At Sir Adam Beck, parents have told Dipchand that they are amazed at how excited the children are about written assignments on the new technology.
Back in Tahirovic’s classroom, the assignment is either to write the conclusion to a story or to blog about chapter four of Silverwing. Tahirovic moves around the room, helping pupils with technical difficulties and urging them to push their writing conclusions further by asking, “What happened then?” The most common phrase she utters is: “Try it!” In many cases, the children smile at her and dive in.
The future
Robert Martellacci, Ontario-based president and publisher of the e-magazine The MindShare Learning Report, says the future is mobile. He can get a cool app on his iPhone that shows National Film Board documentaries on Canada’s history. And what about kids carting their own computers from home to school and back again, making a seamless electronic path between school work and homework? Timothy Gard, the media literacy teacher at École Sir Adam Beck Junior School in Toronto, has his eye on three-dimensional modelling and holograms, nanotechnology, display keyboards on regular tabletops with infrared keyboards and text-to-voice technology matched by voice-to-text. “Virtual worlds, instant access to experts, and collaboration with students in other parts of the world are happening now,” says Gard. “Can you imagine high school students connecting with students living through the Egyptian uprising? That kind of enhances the history you read in a textbook, doesn’t it?”
Getting it done
So how do you build a digital classroom? Here’s what’s needed:
• Interactive whiteboard (SMART boards) with digital projector $3,700–$5,900
• Netbooks $450 each
• Peripherals (such as response pads)
• Band660 Must be robust enough to allow kids to log on to the school board’s server easily, along with potentially thousands of others at the same time, a challenge unmet in most schools across Canada.
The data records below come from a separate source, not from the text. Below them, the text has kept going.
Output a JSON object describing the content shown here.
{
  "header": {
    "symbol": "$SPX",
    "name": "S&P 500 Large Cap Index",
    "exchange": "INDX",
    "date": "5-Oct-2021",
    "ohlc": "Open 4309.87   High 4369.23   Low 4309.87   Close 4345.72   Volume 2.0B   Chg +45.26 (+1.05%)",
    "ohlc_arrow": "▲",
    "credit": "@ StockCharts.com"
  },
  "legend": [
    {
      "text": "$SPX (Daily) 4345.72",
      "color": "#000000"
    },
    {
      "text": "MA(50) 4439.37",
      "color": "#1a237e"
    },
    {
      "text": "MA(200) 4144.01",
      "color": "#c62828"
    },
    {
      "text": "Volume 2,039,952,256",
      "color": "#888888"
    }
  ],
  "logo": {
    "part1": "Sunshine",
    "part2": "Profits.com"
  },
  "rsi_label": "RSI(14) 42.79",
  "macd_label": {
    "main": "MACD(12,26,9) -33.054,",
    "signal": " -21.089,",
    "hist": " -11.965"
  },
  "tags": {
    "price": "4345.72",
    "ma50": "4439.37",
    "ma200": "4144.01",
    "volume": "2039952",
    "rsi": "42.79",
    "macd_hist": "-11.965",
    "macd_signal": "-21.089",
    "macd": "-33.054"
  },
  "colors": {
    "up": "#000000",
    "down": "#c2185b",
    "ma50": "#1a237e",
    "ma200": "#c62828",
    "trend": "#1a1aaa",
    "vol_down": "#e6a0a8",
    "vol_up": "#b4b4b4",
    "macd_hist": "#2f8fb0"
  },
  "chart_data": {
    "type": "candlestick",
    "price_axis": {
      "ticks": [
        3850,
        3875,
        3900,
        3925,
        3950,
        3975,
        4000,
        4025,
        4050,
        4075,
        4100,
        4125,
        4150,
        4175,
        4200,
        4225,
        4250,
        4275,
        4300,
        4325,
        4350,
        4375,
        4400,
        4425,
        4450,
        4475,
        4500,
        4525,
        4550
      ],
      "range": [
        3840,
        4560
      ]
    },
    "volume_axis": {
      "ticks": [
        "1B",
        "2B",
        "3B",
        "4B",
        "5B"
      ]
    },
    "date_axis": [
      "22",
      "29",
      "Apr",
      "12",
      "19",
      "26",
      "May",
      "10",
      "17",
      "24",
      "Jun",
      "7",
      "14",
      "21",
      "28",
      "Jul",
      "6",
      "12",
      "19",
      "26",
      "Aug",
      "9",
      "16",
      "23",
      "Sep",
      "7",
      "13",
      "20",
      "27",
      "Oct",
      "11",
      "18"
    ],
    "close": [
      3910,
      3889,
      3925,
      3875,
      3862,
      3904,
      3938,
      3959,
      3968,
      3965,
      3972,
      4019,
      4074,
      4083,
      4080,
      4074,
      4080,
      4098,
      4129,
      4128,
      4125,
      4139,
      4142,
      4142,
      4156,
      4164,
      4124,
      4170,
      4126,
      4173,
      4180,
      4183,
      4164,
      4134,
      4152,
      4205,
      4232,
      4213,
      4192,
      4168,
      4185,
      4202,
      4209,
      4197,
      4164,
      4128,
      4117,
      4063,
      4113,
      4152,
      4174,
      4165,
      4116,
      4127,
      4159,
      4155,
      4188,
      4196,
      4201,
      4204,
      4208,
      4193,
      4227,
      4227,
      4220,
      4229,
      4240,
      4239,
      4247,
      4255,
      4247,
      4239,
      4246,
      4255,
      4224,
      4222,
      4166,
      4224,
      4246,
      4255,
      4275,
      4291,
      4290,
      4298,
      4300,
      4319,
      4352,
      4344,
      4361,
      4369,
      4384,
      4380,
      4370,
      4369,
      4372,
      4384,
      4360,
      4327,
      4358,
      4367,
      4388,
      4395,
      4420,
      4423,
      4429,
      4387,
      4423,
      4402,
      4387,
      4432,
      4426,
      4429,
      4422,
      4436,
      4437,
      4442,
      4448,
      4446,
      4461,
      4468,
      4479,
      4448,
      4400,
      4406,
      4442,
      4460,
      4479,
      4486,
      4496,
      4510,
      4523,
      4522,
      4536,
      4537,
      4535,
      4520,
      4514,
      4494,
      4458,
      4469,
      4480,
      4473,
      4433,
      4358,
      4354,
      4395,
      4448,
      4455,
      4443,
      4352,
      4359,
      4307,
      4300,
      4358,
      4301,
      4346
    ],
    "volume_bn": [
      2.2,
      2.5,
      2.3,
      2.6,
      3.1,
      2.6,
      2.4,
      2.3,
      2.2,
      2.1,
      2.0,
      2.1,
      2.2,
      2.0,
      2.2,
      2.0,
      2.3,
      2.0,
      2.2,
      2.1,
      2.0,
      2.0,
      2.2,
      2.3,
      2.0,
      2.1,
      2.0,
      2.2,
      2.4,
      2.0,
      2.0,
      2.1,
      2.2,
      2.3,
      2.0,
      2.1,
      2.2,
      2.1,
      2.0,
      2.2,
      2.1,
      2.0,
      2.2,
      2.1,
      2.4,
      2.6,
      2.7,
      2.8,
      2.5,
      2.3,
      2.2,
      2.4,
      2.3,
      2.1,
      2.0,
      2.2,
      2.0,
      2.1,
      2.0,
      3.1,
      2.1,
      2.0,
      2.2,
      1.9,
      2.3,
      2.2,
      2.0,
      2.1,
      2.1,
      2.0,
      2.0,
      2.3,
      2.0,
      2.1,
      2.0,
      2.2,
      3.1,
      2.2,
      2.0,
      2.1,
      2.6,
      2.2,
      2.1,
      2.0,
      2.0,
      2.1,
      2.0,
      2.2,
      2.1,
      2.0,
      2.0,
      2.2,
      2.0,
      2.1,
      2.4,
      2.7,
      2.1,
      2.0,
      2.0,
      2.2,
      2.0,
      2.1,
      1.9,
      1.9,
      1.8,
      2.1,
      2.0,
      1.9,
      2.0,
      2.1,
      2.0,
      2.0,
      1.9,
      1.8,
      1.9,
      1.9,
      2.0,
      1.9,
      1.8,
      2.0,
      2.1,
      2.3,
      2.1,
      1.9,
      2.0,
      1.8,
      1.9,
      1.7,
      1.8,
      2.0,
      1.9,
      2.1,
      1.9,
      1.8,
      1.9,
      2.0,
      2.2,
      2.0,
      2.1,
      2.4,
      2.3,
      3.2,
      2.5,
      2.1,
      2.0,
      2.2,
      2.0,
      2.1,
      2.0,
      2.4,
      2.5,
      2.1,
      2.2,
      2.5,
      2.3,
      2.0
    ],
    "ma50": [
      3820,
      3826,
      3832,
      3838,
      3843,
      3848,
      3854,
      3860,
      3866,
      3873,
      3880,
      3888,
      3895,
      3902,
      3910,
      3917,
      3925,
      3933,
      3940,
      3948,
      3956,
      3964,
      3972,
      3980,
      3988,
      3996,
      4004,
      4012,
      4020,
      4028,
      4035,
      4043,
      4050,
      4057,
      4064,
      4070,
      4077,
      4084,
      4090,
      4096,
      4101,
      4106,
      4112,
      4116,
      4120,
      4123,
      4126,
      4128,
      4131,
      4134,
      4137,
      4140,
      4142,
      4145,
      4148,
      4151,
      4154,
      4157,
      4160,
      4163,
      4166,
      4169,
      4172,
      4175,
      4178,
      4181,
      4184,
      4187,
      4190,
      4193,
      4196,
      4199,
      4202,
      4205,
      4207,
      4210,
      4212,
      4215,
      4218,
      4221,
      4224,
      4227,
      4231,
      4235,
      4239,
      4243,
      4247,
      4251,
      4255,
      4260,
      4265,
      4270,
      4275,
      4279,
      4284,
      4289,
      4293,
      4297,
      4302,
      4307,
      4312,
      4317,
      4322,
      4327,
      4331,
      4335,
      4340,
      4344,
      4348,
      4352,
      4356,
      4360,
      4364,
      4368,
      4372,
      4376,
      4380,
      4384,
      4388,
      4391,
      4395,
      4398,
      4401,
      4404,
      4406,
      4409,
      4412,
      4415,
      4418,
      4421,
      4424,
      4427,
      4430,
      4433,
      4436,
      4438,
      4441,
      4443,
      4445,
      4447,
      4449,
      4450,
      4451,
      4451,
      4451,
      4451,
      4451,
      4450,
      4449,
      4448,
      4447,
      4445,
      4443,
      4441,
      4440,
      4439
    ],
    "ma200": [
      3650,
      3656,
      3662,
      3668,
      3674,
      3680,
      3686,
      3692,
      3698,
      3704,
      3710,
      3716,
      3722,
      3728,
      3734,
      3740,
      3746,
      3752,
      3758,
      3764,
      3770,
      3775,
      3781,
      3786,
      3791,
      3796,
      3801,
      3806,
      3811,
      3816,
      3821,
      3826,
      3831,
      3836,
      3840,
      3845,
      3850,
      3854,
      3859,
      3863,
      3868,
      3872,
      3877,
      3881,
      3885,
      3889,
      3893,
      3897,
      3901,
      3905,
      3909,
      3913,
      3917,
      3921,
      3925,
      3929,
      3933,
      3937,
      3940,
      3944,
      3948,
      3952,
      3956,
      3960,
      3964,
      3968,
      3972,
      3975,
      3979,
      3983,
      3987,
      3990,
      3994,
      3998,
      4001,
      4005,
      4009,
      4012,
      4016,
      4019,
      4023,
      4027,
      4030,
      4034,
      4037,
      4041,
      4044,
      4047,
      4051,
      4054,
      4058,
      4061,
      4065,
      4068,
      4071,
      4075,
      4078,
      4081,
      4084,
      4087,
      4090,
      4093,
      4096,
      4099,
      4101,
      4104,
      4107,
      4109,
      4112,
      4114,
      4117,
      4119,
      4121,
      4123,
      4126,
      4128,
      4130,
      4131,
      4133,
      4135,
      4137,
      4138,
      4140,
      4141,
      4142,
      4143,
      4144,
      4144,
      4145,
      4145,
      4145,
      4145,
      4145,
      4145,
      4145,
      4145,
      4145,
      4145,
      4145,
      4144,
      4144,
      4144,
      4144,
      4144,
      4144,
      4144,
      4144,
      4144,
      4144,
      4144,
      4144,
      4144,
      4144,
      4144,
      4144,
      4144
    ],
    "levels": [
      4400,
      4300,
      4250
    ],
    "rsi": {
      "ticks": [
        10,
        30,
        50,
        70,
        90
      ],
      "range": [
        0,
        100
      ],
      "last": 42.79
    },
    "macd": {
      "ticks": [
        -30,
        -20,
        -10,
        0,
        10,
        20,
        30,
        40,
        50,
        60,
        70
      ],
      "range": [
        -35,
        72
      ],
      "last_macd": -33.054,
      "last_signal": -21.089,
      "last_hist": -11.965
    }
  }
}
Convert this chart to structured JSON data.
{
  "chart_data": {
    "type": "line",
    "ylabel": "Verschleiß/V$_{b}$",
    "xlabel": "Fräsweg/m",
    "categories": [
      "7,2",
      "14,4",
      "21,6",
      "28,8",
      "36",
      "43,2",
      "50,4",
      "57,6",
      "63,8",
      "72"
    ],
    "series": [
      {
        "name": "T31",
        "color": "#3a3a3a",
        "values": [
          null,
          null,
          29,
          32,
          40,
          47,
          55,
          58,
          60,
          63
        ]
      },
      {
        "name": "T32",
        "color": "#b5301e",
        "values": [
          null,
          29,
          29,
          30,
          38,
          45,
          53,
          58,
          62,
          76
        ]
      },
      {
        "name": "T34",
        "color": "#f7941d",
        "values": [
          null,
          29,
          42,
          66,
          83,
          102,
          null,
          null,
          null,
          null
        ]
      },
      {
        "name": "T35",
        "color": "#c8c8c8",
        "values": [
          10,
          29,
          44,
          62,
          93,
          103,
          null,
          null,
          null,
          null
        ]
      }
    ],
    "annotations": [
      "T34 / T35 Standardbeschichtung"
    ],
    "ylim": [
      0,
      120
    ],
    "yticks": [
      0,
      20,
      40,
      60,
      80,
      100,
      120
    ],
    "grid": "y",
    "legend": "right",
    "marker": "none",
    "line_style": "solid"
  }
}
• Routers The classroom — and, eventually, the whole school — needs to be connected wirelessly so kids can link in from the hallways, the library, the lunchroom.
• Security Key to all of this — and also invisible — is monitored, appropriate and careful access to the Internet.
Few schools want unfettered access to everything the Web has to offer. New Brunswick and Alberta have earmarked money for interactive whiteboards and Netbooks and committed to a more digitized school system, says Robert Martellacci, Ontario-based president and publisher of the e-magazine The MindShare Learning Report. New Brunswick is Canada’s digital learning visionary, mandating that every teacher have a laptop and every school a SMART board. In Ontario, the government has sliced money for teachers’ professional development training and for computers, a move Martellacci says is flawed if the goal is a more technological classroom. Interactive whiteboards and laptops are still rare across most of the province.